Yes, I am speaking for triunity over and against any tritheism.
Yes, I agree that the Nicene Creed not only implies, but was written to affirm the co-substantial nature of the Son, the Spirit, and the Father.
BUT, I disagree with your subsequent intepretation regarding what this means.
I disagree that the Nicene Creed is saying that YHWH, the "One God" spoken of in the Shema, is God the Father exclusive of the Son or the Spirit. Indeed, it think it is saying the exact opposite, that God, known to all first-century Jews (not just Christian Jews) as "Father" is also inclusive of the Son and the Spirit. That He (God in the singular) is three-in-one.
I recently shared this with you by PM (though you would not have seen it before you made the above post), but now I also post for all here why I assert that Christianity teaches not just about a relationship between Father and Son, but that they are indeed both referencing the one and the same God, who in Jewish monotheism is known by the name YWHW.
Paul writes in 1 Corinthians 8:4 as clear a statement of Jewish monotheism as one could wish to see: "We know that 'An idol is nothing at all in the world' and that 'There is no God but one'.” This is a total affirmation of the Shema as found in Deuteronomy 6:4 "The LORD our God, the LORD is one." And this is not the only time that Paul makes such an affirmation; the oneness of God is a frequent theme in Paul's writings for those who have eyes to see.
So, even after his conversion to become a follower of Jesus, Paul's theology is still rooted in a classic Jewish monotheism, that there is just one God, YHWH, and that the idols and gods of the pagan world are not gods at all.
Then, writing in 1 Corinthians 8, Paul goes further to explicate his understanding of the full nature of YHWH:
for us there is but one God, the Father, from whom all things came and for whom we live; and there is but one Lord, Jesus Christ, through whom all things came and through whom we live. (1 Corinthians 8:6)
For those who don't see it, notice how Paul takes this classic statement of Jewish monotheism, the Shema, and in the pattern of Jewish rabbis (teachers of the Law) writing midrash makes commentary upon it. In contrast, he says, to the many 'gods' and 'lords' of the pagan world, for us he says, 'there is one god -- the Father, from whom are all things and we unto him -- and one Lord -- Jesus Christ, through whom are all things and we through him'.

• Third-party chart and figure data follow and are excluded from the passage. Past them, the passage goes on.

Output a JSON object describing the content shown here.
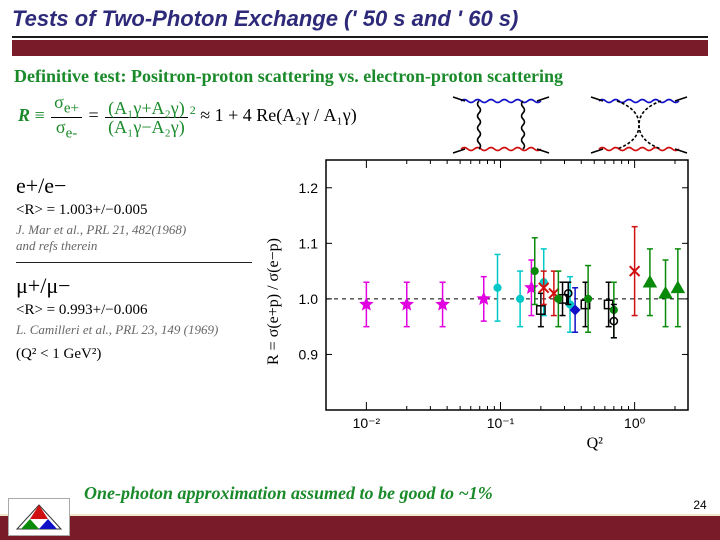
{
  "slide": {
    "title": "Tests of Two-Photon Exchange (' 50 s and ' 60 s)",
    "title_color": "#2e2a7a",
    "accent_color": "#7a1b2a",
    "subtitle": "Definitive test: Positron-proton scattering vs. electron-proton scattering",
    "subtitle_color": "#1a8a2a",
    "page_number": "24",
    "bottom_note": "One-photon approximation assumed to be good to ~1%",
    "bottom_note_color": "#1a8a2a"
  },
  "formula": {
    "lhs_color": "#1a8a2a",
    "R": "R",
    "eq": " ≡ ",
    "sigma_num": "σ",
    "sub_ep": "e+",
    "sub_em": "e-",
    "A_num": "(A₁γ+A₂γ)",
    "A_den": "(A₁γ−A₂γ)",
    "sq": "2",
    "approx": " ≈ 1 + 4 Re(A₂γ / A₁γ)"
  },
  "left_notes": {
    "l1_label": "e+/e−",
    "l1_R": "<R> = 1.003+/−0.005",
    "l1_ref": "J. Mar et al., PRL 21, 482(1968)\n and refs therein",
    "l2_label": "μ+/μ−",
    "l2_R": "<R> = 0.993+/−0.006",
    "l2_ref": "L. Camilleri et al., PRL 23, 149 (1969)",
    "Q2": "(Q² < 1 GeV²)"
  },
  "feynman": {
    "wavy_color": "#1010c8",
    "squiggle_color": "#d01010",
    "line_width": 1.6
  },
  "chart": {
    "type": "scatter",
    "background_color": "#ffffff",
    "frame_color": "#000000",
    "frame_width": 1.5,
    "xlabel": "Q²",
    "ylabel": "R = σ(e+p) / σ(e−p)",
    "xscale": "log",
    "xlim": [
      0.005,
      2.5
    ],
    "xticks": [
      0.01,
      0.1,
      1.0
    ],
    "xtick_labels": [
      "10⁻²",
      "10⁻¹",
      "10⁰"
    ],
    "ylim": [
      0.8,
      1.25
    ],
    "yticks": [
      0.9,
      1.0,
      1.1,
      1.2
    ],
    "ytick_labels": [
      "0.9",
      "1.0",
      "1.1",
      "1.2"
    ],
    "dashed_line_y": 1.0,
    "dashed_color": "#000000",
    "label_fontsize": 16,
    "tick_fontsize": 14,
    "series": [
      {
        "name": "exp1",
        "marker": "star",
        "color": "#e000e0",
        "size": 7,
        "points": [
          {
            "x": 0.01,
            "y": 0.99,
            "eyl": 0.04,
            "eyh": 0.04
          },
          {
            "x": 0.02,
            "y": 0.99,
            "eyl": 0.04,
            "eyh": 0.04
          },
          {
            "x": 0.037,
            "y": 0.99,
            "eyl": 0.04,
            "eyh": 0.04
          },
          {
            "x": 0.075,
            "y": 1.0,
            "eyl": 0.04,
            "eyh": 0.04
          },
          {
            "x": 0.17,
            "y": 1.02,
            "eyl": 0.05,
            "eyh": 0.05
          }
        ]
      },
      {
        "name": "exp2",
        "marker": "circle",
        "color": "#00c8c8",
        "size": 6,
        "points": [
          {
            "x": 0.095,
            "y": 1.02,
            "eyl": 0.06,
            "eyh": 0.06
          },
          {
            "x": 0.14,
            "y": 1.0,
            "eyl": 0.05,
            "eyh": 0.05
          },
          {
            "x": 0.21,
            "y": 1.03,
            "eyl": 0.06,
            "eyh": 0.06
          },
          {
            "x": 0.33,
            "y": 0.99,
            "eyl": 0.05,
            "eyh": 0.05
          }
        ]
      },
      {
        "name": "exp3",
        "marker": "open-square",
        "color": "#000000",
        "size": 7,
        "points": [
          {
            "x": 0.2,
            "y": 0.98,
            "eyl": 0.03,
            "eyh": 0.03
          },
          {
            "x": 0.29,
            "y": 1.0,
            "eyl": 0.03,
            "eyh": 0.03
          },
          {
            "x": 0.43,
            "y": 0.99,
            "eyl": 0.04,
            "eyh": 0.04
          },
          {
            "x": 0.64,
            "y": 0.99,
            "eyl": 0.04,
            "eyh": 0.04
          }
        ]
      },
      {
        "name": "exp4",
        "marker": "cross",
        "color": "#d01010",
        "size": 7,
        "points": [
          {
            "x": 0.21,
            "y": 1.02,
            "eyl": 0.03,
            "eyh": 0.03
          },
          {
            "x": 0.25,
            "y": 1.01,
            "eyl": 0.04,
            "eyh": 0.04
          },
          {
            "x": 1.0,
            "y": 1.05,
            "eyl": 0.08,
            "eyh": 0.08
          }
        ]
      },
      {
        "name": "exp5",
        "marker": "circle",
        "color": "#0a8a0a",
        "size": 6,
        "points": [
          {
            "x": 0.18,
            "y": 1.05,
            "eyl": 0.06,
            "eyh": 0.06
          },
          {
            "x": 0.27,
            "y": 1.0,
            "eyl": 0.05,
            "eyh": 0.05
          },
          {
            "x": 0.45,
            "y": 1.0,
            "eyl": 0.06,
            "eyh": 0.06
          },
          {
            "x": 0.7,
            "y": 0.98,
            "eyl": 0.05,
            "eyh": 0.05
          }
        ]
      },
      {
        "name": "exp6",
        "marker": "open-circle",
        "color": "#000000",
        "size": 6,
        "points": [
          {
            "x": 0.32,
            "y": 1.01,
            "eyl": 0.02,
            "eyh": 0.02
          },
          {
            "x": 0.7,
            "y": 0.96,
            "eyl": 0.03,
            "eyh": 0.03
          }
        ]
      },
      {
        "name": "exp7",
        "marker": "triangle",
        "color": "#0a8a0a",
        "size": 8,
        "points": [
          {
            "x": 1.3,
            "y": 1.03,
            "eyl": 0.06,
            "eyh": 0.06
          },
          {
            "x": 1.7,
            "y": 1.01,
            "eyl": 0.06,
            "eyh": 0.06
          },
          {
            "x": 2.1,
            "y": 1.02,
            "eyl": 0.07,
            "eyh": 0.07
          }
        ]
      },
      {
        "name": "exp8",
        "marker": "diamond",
        "color": "#1010c8",
        "size": 6,
        "points": [
          {
            "x": 0.36,
            "y": 0.98,
            "eyl": 0.04,
            "eyh": 0.04
          }
        ]
      }
    ]
  }
}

To feel the full force of this, let me attempt to set the two texts side by side:
The Lord our God....................One God -- the Father
the Lord is One.......................One Lord -- Jesus Christ
(Deuteronomy 6:4)..................(1 Corinthians 8:6)
"Paul has redefined the very meaning of the words that Jews used, every day in their regular prayers, to denote the one true God. He has quoted the most central and holy confession of [Jewish] monotheism and has placed Jesus firmly in the middle of it. Somehow, Paul believes, the one and only God is now known in terms, at least, of 'father' and 'lord'. All things made by the one, all things are made through the other. He has spied a new meaning of the word 'God', because the person he has firmly in view is Jesus of Nazareth, the crucified and risen one. Paul has taken the word 'God' itself and filled it with new content. Or rather, he would say, he has discovered wht its true content always was." So writes New Testament scholar, N.T. Wright in
What Saint Paul Really Said.
Let us take a look at another monotheistic text of the Tanakh to see how this works out. Not just any monotheistic text either, but Isaiah 40-55, where we find the clearest and most sustained scriptural exposition and explanation of the one true God over all other claimants, and at the same time the stoutest declaration of the sovereignty of the one God.

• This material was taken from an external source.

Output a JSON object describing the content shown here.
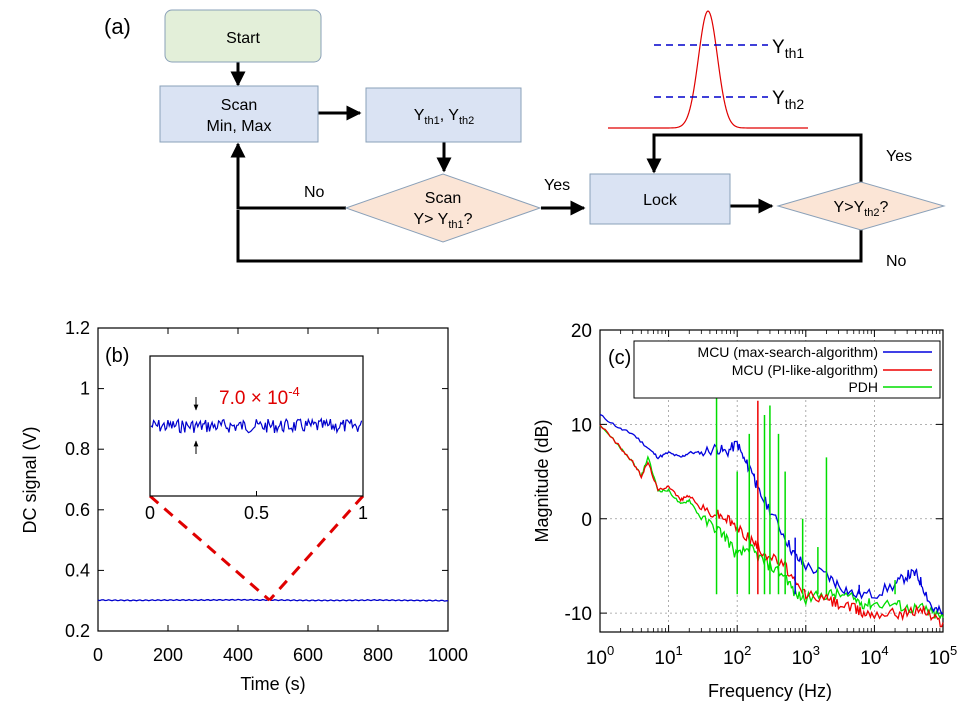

Isaiah 45:23 declares that in the name of YHWH, Israel's one God: "To me and me alone every knee will bow, every tongue will swear." The whole point of the context is that the one true God does not, cannot and will not share his glory with anyone else. (I think even Muslims can affirm that concept.) YHWH's glory is his alone.
Paul, however, in Philippians 2 declares that this one God has shared his glory -- with Jesus.
How can this be? What on earth is Paul talking about? Has he left monotheism for some new religion that he is borrowing from paganism or creating out of thin air? I argue, No!
Paul begins with an assertion in Philippians 2:6 that Jesus was truly in the form of God, that he was equal to God (the Father). But also that he did not count this equality as something to be grasped (i.e. to exploit). Instead, Paul suggests, Jesus offers the true interpretation of what it meant to be equal with God: he became human (yes, total shirk from a Muslim point of view), and died under the weight of the sin of the world. (And Muslims also reject this, but of course that was the Gospel message that had been passed on to Paul, so that is what he taught.) Thus, Jesus was obedient, submissive to the divine saving plan.
So, if Jesus was on this earth as a servant, why then should he be exalted and given the name "LORD" (a name reseved for God)? Because, Paul argues, Jesus has quite simply done what only the one true God can himself do.
Paul writes elsewhere (Romans 5:8) that "God commends his love for us, in that while we were yet sinners Christ died for us." That sentence only makes sense if, somehow, God is fully and personally involved in the death of Jesus. And so Paul sees the love of God, YHWH, the God who made covenant with Abraham and Moses, played out in the death of Jesus in that it was an expression of God's love.
And so we must understand that when Paul writes Philippians 2 it is as much about God himself as it is about Jesus. At the heart of the chapter and at the heart of Paul's theology, indeed the whole gospel message, is the news that the one true God consists through and through of self-giving love. The cross is not a divine punishment, but an act of God's offering of himself for those who have no other means of escape from sin. For God has become human in order that he might die, and die for sinners. And where do we see this mentioned prior to Paul? In that monotheistic text from Isaiah.
At the climax of Isaiah 40-55 is a strange portrait of the servant of YHWH, who does for Israel and the world what only YHWH himself can do for the world. Yes, says Paul: Christ became a servant, and is now exalted in the glory which the one God wil not share with one other than himself. Yet this glory is shared with Jesus. We may be uncomfortable with it, but for Paul, the meaning of the word "God" includes not only Jesus, but, specifically the crucified Jesus.
YieldedOne, you are of course free to accept or reject this view of Jesus. But I submit to you that it is the view held by Paul, and that this view is what was in the minds of those who composed the Nicene Creed as a summary expression of the Christian faith.